What most people obviously in the vaccine field are trying now is to find mutated antigens, peptides, or using the different forms, and this has shown some good success in melanoma and melanoma patients. But even for melanoma patients with a low mutation rate or those not presenting mutated peptides this will not work. So what our strategy is is to analyse the tumour of a particular patient for tumour specific peptides by the HLA ligandomics approach, maybe with a preference for mutated peptides but if we don’t find them we just take the peptides which are on the tumour but which we do not find on any normal tissue. That’s why we started this large database on tumour versus normal HLA ligandome. The idea is that we will be able for every patient to find tumour specific peptides, like ten or so, and put these together as a vaccine and use this in patients.

These non-mutated ligands are very well conserved, they are germline sequence but they are still different in every patient. So we find them in some patients and these peptides might occur in some other patients but not in many. There could be a global vaccine approach which would be in the ideal case a patient comes in, the tumour is resected, the tumour is analysed for HLA ligandome expression and then we or somebody selects those peptides present in the tumour but not in any normal tissue of the same patient or in the samples we have analysed already and then synthesises, produces a new drug for this particular patient. In the meantime there will be cheaper ways like an off the shelf approach, so take those peptides which are conserved or frequently found in tumours. This would be the cheaper and faster approach but in the long run, since synthetic peptides are really easy to make, the main problem is regulatory issues. I think there will be ways to manage this that a patient comes in and within, let’s say, six weeks a new drug has been produced for this particular patient and being applied.

Is timing crucial here?

Yes, it would be a matter of timing. Of course only the vaccination with a good adjuventation and in the ideal world one would first induce a new immune response against these new peptides. If one can document that these T-cells are there in the patient then I would come with checkpoint inhibition.

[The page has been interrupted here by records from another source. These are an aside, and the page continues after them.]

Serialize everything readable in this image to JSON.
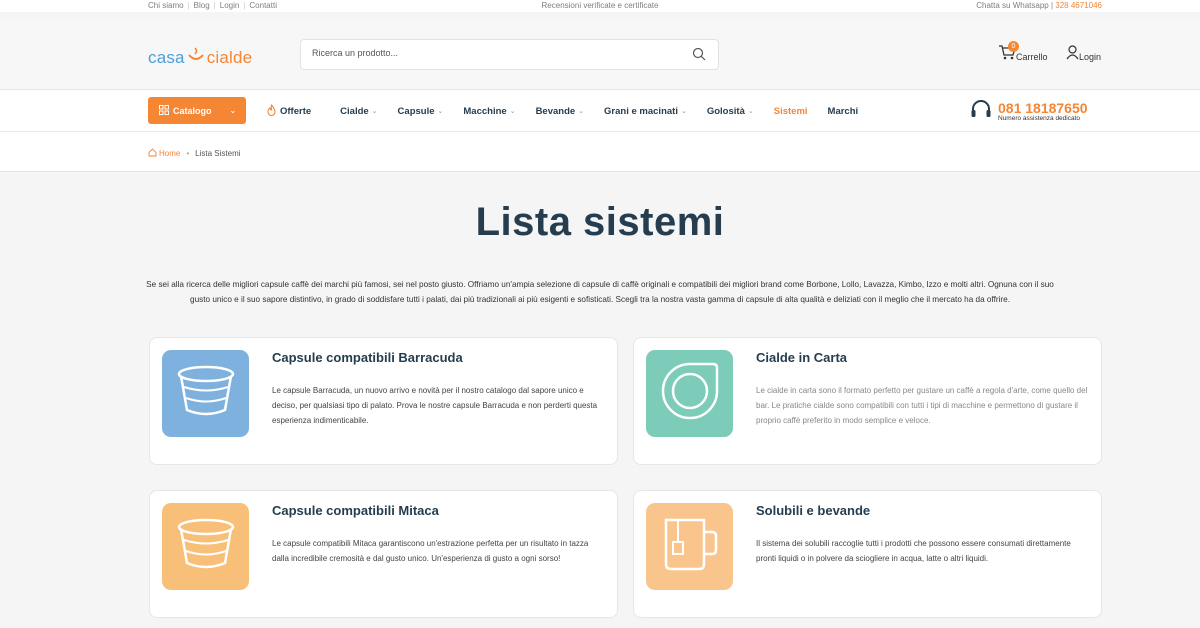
{
  "topbar": {
    "links": [
      "Chi siamo",
      "Blog",
      "Login",
      "Contatti"
    ],
    "center": "Recensioni verificate e certificate",
    "whatsapp_label": "Chatta su Whatsapp |",
    "whatsapp_number": "328 4671046"
  },
  "header": {
    "logo_left": "casa",
    "logo_right": "cialde",
    "search_placeholder": "Ricerca un prodotto...",
    "cart_label": "Carrello",
    "cart_count": "0",
    "login_label": "Login"
  },
  "nav": {
    "catalog_label": "Catalogo",
    "items": [
      {
        "label": "Offerte"
      },
      {
        "label": "Cialde"
      },
      {
        "label": "Capsule"
      },
      {
        "label": "Macchine"
      },
      {
        "label": "Bevande"
      },
      {
        "label": "Grani e macinati"
      },
      {
        "label": "Golosità"
      },
      {
        "label": "Sistemi"
      },
      {
        "label": "Marchi"
      }
    ],
    "phone_number": "081 18187650",
    "phone_sub": "Numero assistenza dedicato"
  },
  "breadcrumb": {
    "home": "Home",
    "current": "Lista Sistemi"
  },
  "main": {
    "title": "Lista sistemi",
    "intro": "Se sei alla ricerca delle migliori capsule caffè dei marchi più famosi, sei nel posto giusto. Offriamo un'ampia selezione di capsule di caffè originali e compatibili dei migliori brand come Borbone, Lollo, Lavazza, Kimbo, Izzo e molti altri. Ognuna con il suo gusto unico e il suo sapore distintivo, in grado di soddisfare tutti i palati, dai più tradizionali ai più esigenti e sofisticati. Scegli tra la nostra vasta gamma di capsule di alta qualità e deliziati con il meglio che il mercato ha da offrire.",
    "cards": [
      {
        "title": "Capsule compatibili Barracuda",
        "desc": "Le capsule Barracuda, un nuovo arrivo e novità per il nostro catalogo dal sapore unico e deciso, per qualsiasi tipo di palato. Prova le nostre capsule Barracuda e non perderti questa esperienza indimenticabile.",
        "color": "#7fb1de",
        "icon": "capsule-icon"
      },
      {
        "title": "Cialde in Carta",
        "desc": "Le cialde in carta sono il formato perfetto per gustare un caffè a regola d'arte, come quello del bar. Le pratiche cialde sono compatibili con tutti i tipi di macchine e permettono di gustare il proprio caffè preferito in modo semplice e veloce.",
        "color": "#7cccb9",
        "icon": "paper-pod-icon"
      },
      {
        "title": "Capsule compatibili Mitaca",
        "desc": "Le capsule compatibili Mitaca garantiscono un'estrazione perfetta per un risultato in tazza dalla incredibile cremosità e dal gusto unico. Un'esperienza di gusto a ogni sorso!",
        "color": "#f7bf77",
        "icon": "capsule-icon"
      },
      {
        "title": "Solubili e bevande",
        "desc": "Il sistema dei solubili raccoglie tutti i prodotti che possono essere consumati direttamente pronti liquidi o in polvere da sciogliere in acqua, latte o altri liquidi.",
        "color": "#f9c58d",
        "icon": "mug-icon"
      }
    ]
  }
}
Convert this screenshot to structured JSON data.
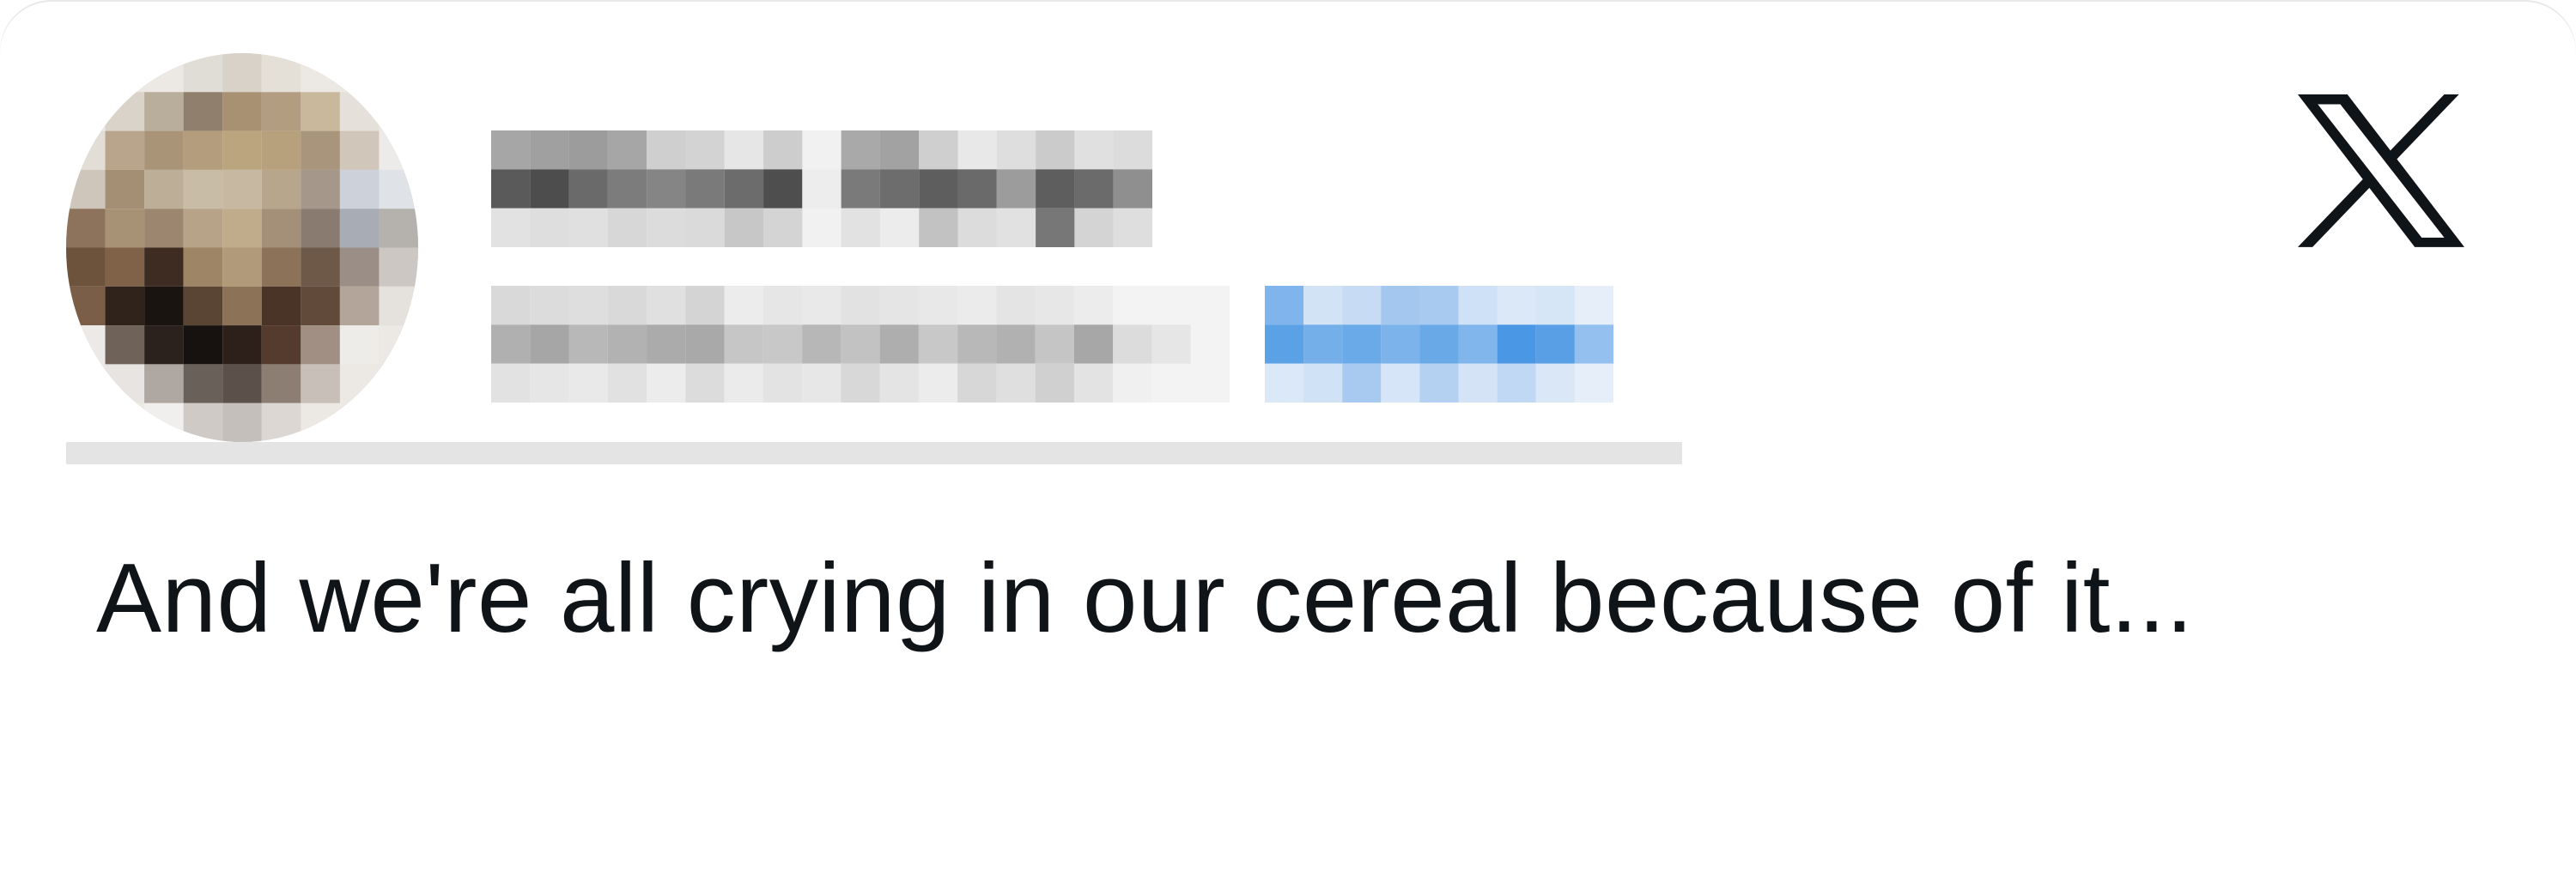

How long until we could reach the 6 week period?

It could be done very fast but, as I said before, the main problem is regulatory issues and regulatory issues cannot be changed fast. So the regulations might take ten years to change it, maybe never in my lifetime, but in the meantime we have to deal with the existing rules and maybe can do such. We could do an off the shelf approach very fast, within six weeks after resection of the tumour, but if you would have to add a new peptide, which we would like to have, of course, personalised, it would be, let’s say, six more weeks for every new peptide.